Sant Jordi paraguas Sergi Alcàzar

Pocas escuelas

Por otra parte, la conjunción de fechas ha sido especialmente desafortunada. Al caer el Día del Libro justo después de la Semana Santa, la presencia de escolares en el centro de la ciudad es especialmente baja, porque no ha habido tiempo para preparar la salida. Algunos grupos que han ido de paseo han terminado refugiados en espacios cubiertos por causa de la lluvia. Las vacaciones también han distraído a alguna gente, que se ha incorporado al trabajo sin mucha conciencia de que era el Día del Libro.

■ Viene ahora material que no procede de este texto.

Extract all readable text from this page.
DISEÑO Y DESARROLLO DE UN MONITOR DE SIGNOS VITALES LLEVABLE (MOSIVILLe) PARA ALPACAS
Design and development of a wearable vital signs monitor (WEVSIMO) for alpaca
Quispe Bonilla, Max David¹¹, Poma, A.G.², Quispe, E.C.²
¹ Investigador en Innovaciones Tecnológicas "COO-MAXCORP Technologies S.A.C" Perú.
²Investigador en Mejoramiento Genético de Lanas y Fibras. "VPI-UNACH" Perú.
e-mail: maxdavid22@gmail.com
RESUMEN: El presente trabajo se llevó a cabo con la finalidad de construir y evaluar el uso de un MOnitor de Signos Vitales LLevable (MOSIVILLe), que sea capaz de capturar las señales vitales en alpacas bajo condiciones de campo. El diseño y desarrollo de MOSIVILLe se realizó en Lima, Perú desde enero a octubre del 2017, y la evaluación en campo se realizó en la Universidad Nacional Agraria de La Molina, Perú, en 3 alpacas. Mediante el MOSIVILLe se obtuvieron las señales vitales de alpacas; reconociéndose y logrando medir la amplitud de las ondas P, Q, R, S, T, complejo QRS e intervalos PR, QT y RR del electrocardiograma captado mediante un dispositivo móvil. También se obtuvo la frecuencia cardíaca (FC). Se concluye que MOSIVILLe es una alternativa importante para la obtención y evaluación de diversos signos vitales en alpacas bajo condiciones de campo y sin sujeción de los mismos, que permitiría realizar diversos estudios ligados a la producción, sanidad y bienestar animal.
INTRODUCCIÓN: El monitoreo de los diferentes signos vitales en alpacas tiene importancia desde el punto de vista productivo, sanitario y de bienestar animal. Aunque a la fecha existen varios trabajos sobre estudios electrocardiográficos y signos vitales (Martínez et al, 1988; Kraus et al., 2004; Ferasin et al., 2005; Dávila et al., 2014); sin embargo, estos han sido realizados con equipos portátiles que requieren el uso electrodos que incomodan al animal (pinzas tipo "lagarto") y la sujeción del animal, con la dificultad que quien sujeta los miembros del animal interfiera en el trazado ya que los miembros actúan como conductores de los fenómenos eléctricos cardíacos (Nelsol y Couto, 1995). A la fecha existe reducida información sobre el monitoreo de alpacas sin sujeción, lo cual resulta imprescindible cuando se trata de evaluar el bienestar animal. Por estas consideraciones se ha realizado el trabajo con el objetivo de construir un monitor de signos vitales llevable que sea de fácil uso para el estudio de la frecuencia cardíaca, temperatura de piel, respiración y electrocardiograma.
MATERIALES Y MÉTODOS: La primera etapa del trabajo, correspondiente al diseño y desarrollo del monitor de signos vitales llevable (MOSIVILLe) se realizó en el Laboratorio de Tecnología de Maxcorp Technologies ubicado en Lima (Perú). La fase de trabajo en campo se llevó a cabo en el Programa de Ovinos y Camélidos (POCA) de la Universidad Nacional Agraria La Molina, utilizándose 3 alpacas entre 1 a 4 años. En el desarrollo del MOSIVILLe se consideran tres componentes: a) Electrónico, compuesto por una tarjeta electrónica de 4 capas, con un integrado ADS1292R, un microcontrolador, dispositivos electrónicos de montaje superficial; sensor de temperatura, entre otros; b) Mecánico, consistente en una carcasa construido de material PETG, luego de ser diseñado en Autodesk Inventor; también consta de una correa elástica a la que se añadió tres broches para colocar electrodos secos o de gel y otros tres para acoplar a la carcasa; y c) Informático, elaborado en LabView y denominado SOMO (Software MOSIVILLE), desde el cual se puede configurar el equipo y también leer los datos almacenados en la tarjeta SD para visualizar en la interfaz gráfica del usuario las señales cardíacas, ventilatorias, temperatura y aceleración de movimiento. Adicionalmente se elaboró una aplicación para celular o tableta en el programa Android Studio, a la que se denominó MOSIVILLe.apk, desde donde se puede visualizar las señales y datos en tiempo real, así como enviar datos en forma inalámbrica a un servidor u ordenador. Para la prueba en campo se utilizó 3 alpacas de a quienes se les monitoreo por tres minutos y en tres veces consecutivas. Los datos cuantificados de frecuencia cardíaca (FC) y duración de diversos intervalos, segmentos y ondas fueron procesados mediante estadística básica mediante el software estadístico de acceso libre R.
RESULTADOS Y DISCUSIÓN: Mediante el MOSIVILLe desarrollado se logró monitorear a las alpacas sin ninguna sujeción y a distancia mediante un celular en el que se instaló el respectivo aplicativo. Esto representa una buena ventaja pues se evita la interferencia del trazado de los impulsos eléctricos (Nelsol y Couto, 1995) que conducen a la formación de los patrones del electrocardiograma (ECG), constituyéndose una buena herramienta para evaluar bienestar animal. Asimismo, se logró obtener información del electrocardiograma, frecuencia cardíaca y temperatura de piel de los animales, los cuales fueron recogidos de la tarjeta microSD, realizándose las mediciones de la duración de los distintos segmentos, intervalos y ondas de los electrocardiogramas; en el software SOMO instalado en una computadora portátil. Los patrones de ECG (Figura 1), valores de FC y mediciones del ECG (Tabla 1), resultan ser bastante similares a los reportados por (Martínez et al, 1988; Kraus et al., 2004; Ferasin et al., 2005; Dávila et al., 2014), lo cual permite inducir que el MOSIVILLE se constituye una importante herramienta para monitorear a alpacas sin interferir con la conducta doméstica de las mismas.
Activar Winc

Además, buena parte de la atención informativa ha sido volcada en la campaña electoral, motivo por el que se ha dado menos relevancia al Sant Jordi. Los políticos no han faltado a la cita anual del Día del Libro y de la Rosa, pero con menos expectación que en años anteriores, a causa del poco público presente.

santo jordi libros invisibles Sergi Alcàzar

El Sant Jordi más largo

Los editores y libreros, que preveían, ya, que la conjunción de fechas jugara en su contra, han hecho la campaña de Sant Jordi más larga que recuerdan, especialmente en las zonas de veraneo, donde se han preparado múltiples actividades literarias de preparación del Día del Libro y de la Rosa. En muchas localidades de la costa y del interior ya se vendían rosas desde el Viernes Santo y se han preparado numerosas actividades literarias en diferentes poblaciones, como Vic. Hay escritores que ya hace días que están firmando sus obras por diferentes partes de Catalunya.

Sant Jordi rosas Ramblas Sergi Alcàzar

Confianza en el cambio de tiempo

No es el primer año que llovizna por Sant Jordi (en realidad, pasa con una cierta frecuencia). Los libreros y floristas confían en qué a lo largo del día mejore el tiempo y la gente salga a la calle, especialmente por la tarde. Esperan que la situación, finalmente, se arregle. De momento, a las once y media, a pesar del tiempo inestable, ya había largas colas de lectores a la espera de su autor favorito en algunos puestos.